FIFA World Cup 2018: Trains that are free, clean and you can set your watch to
As fans and journalists filled up the 15 coaches of a special train to Saint Petersburg at 2.50 am on Tuesday, the Leningradsky railway terminal in Moscow was understandably quiet.
This was one of the 734 additional trains arranged by FIFA for 448,000 fans at the FIFA World Cup. In contrast to most other trains carrying fans to and from the different World Cup venues, there wasn’t much noise in this one.
Then a group of Argentina fans entered the compartment where this reporter had a reservation. Briefly, a rendition of ‘Hoy aca en el baile’, an adaptation of the same song by Argentine artist El Pepo and a popular chant among the fans of La Albiceleste in Russia, filled the coach. This being deep in the night, they fell asleep soon after.
Like two-tier compartments in Indian trains, this was divided into cabins of four bunks each. The facilities were basic – food and water was available at prices marginally higher than normal – but the compartments were squeaky-clean.
One didn’t need reminding that this was one of the World Cup trains but in case someone did, there were four issues of a booklet on the tournament, titled Kick, placed in every cabin.
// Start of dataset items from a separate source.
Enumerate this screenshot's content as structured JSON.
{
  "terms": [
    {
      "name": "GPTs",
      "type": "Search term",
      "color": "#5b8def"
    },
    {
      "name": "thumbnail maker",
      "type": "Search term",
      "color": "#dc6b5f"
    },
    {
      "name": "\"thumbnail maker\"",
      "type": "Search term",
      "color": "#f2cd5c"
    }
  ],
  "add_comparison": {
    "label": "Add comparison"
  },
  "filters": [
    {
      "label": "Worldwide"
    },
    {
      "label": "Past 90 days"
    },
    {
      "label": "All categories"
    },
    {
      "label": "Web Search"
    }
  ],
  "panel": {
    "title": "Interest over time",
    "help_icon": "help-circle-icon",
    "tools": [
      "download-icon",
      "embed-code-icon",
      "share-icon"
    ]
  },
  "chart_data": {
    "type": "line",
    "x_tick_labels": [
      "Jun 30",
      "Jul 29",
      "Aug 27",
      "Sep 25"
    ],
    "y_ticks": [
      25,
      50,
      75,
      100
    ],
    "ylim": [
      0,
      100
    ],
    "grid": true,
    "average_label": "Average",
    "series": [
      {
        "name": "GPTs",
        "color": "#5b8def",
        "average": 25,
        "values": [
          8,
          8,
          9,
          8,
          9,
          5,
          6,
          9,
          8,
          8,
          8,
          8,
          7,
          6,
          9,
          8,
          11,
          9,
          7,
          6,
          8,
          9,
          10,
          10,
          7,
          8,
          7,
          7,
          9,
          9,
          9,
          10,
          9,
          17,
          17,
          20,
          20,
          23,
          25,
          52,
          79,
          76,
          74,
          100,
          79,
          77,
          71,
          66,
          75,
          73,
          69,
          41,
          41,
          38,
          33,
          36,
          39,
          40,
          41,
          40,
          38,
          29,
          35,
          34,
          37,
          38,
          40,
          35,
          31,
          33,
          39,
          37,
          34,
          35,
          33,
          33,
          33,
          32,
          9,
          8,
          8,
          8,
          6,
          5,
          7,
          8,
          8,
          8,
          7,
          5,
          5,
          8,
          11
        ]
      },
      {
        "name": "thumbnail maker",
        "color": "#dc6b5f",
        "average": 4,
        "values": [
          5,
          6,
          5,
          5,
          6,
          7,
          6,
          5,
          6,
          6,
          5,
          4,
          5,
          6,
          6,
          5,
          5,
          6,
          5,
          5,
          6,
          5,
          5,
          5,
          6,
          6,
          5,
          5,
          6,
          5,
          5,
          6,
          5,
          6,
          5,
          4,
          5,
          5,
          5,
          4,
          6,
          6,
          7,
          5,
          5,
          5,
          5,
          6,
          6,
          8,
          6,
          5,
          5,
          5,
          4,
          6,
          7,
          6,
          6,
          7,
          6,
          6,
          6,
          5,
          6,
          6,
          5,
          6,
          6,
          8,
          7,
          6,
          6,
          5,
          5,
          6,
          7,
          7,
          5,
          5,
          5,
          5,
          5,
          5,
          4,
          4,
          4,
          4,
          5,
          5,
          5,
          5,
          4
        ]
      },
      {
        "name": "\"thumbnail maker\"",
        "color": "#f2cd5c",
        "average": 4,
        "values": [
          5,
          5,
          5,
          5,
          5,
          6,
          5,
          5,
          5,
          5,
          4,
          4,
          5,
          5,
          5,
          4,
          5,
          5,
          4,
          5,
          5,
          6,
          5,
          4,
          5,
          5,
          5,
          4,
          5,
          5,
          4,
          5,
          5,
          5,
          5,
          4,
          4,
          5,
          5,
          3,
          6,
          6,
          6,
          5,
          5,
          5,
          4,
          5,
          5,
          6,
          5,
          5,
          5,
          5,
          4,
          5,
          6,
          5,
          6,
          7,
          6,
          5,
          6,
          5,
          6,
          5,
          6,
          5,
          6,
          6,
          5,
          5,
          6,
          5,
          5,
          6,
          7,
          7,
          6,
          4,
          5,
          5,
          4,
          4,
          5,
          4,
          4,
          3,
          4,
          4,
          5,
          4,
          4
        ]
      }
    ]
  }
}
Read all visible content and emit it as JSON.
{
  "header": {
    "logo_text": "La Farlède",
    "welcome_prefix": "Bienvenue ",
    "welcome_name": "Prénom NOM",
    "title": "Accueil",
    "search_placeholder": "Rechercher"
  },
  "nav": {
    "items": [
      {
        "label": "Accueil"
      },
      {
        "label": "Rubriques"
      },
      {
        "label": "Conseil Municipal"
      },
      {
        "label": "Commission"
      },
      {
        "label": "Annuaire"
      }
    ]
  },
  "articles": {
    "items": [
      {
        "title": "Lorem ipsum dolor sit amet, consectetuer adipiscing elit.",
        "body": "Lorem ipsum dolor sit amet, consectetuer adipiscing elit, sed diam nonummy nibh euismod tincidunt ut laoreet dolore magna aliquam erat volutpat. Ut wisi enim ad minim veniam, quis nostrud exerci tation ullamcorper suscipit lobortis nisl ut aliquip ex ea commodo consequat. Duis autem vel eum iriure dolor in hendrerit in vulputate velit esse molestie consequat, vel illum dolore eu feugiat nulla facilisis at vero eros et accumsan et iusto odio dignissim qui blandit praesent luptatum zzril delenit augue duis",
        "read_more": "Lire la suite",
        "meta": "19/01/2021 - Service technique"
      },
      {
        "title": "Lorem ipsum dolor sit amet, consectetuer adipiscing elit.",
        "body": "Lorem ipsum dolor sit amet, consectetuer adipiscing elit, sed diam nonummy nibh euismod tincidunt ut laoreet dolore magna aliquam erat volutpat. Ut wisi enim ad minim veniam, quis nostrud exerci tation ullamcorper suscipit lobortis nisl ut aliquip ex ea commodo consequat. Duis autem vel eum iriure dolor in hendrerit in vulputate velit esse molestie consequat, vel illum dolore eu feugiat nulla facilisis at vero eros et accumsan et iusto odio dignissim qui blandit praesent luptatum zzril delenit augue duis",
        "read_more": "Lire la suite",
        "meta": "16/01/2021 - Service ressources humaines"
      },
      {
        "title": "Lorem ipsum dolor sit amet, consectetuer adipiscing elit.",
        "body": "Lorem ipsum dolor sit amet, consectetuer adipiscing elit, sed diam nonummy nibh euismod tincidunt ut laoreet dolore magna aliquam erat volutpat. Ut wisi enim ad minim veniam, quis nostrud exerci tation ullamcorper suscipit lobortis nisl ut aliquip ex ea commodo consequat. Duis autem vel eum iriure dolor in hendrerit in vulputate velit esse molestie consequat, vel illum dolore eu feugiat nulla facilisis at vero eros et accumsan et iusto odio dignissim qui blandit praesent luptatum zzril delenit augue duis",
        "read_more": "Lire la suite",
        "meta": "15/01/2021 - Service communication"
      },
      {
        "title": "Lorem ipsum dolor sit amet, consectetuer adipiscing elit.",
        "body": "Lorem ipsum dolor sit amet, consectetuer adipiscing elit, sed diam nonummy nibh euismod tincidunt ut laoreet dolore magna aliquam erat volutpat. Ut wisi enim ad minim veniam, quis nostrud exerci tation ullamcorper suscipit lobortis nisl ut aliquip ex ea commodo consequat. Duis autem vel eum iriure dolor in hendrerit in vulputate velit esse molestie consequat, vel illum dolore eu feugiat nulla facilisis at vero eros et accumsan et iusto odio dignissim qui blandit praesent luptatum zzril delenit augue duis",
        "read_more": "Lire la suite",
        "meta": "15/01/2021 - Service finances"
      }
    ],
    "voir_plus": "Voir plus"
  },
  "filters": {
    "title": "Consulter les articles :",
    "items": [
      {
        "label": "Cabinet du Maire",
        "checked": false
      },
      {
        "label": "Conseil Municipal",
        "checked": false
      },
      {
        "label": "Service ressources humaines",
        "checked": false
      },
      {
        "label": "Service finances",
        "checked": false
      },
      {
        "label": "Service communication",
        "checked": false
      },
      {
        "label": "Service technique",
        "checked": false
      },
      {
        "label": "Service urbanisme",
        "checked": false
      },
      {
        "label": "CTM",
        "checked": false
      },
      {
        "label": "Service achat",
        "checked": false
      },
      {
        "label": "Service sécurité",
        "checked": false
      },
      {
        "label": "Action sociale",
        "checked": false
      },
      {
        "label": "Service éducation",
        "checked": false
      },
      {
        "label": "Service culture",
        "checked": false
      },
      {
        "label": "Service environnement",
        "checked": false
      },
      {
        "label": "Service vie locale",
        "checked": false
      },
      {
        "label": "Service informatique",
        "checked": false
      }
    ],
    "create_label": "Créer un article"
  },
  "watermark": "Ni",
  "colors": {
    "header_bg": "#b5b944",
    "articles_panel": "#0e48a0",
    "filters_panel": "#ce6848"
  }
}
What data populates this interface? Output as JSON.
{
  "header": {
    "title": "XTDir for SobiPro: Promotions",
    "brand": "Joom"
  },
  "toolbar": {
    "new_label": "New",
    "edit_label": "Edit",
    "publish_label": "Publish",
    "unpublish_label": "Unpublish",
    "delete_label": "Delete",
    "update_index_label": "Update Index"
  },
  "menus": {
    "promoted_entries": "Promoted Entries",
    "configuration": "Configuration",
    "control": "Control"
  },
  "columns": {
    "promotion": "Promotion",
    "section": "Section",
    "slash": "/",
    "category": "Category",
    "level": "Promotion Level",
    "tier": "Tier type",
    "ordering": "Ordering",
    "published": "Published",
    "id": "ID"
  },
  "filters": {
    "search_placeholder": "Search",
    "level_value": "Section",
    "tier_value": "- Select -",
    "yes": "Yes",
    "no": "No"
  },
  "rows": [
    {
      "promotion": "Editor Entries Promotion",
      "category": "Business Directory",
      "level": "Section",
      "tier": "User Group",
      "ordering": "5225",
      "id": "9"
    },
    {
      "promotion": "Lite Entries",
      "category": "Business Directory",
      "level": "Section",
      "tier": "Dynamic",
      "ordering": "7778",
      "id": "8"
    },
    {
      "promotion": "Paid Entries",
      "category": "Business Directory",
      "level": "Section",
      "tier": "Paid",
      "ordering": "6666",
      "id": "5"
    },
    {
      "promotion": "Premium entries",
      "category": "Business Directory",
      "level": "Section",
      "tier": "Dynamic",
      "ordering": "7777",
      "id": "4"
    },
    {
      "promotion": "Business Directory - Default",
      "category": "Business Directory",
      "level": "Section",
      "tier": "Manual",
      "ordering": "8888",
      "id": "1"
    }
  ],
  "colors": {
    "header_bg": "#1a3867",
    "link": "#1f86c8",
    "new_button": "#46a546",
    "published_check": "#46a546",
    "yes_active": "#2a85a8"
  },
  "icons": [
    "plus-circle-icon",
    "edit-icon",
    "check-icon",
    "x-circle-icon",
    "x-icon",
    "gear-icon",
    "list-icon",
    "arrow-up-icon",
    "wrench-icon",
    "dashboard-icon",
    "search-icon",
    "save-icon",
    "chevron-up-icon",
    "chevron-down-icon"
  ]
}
One of the most striking aspects of these trains is their punctuality. It is something that has been mentioned by almost every journalist who has travelled in them.
This particular train was scheduled to leave Moscow at 2.50am and did exactly then. The arrival time in Saint Petersburg had been listed at 12.17 pm. As the clocks got to the appointed hour, the train pulled into the Ladozhsky railway terminal here.
The Argentina fans were up by then. “Most of us are returning to Moscow by train after the game,” said a young fan who was part of a small group of supporters travelling in the same compartment as this reporter. Three trains, scheduled to depart for Moscow from a terminal near the stadium between three to four hours after the game, have been arranged for fans and reporters.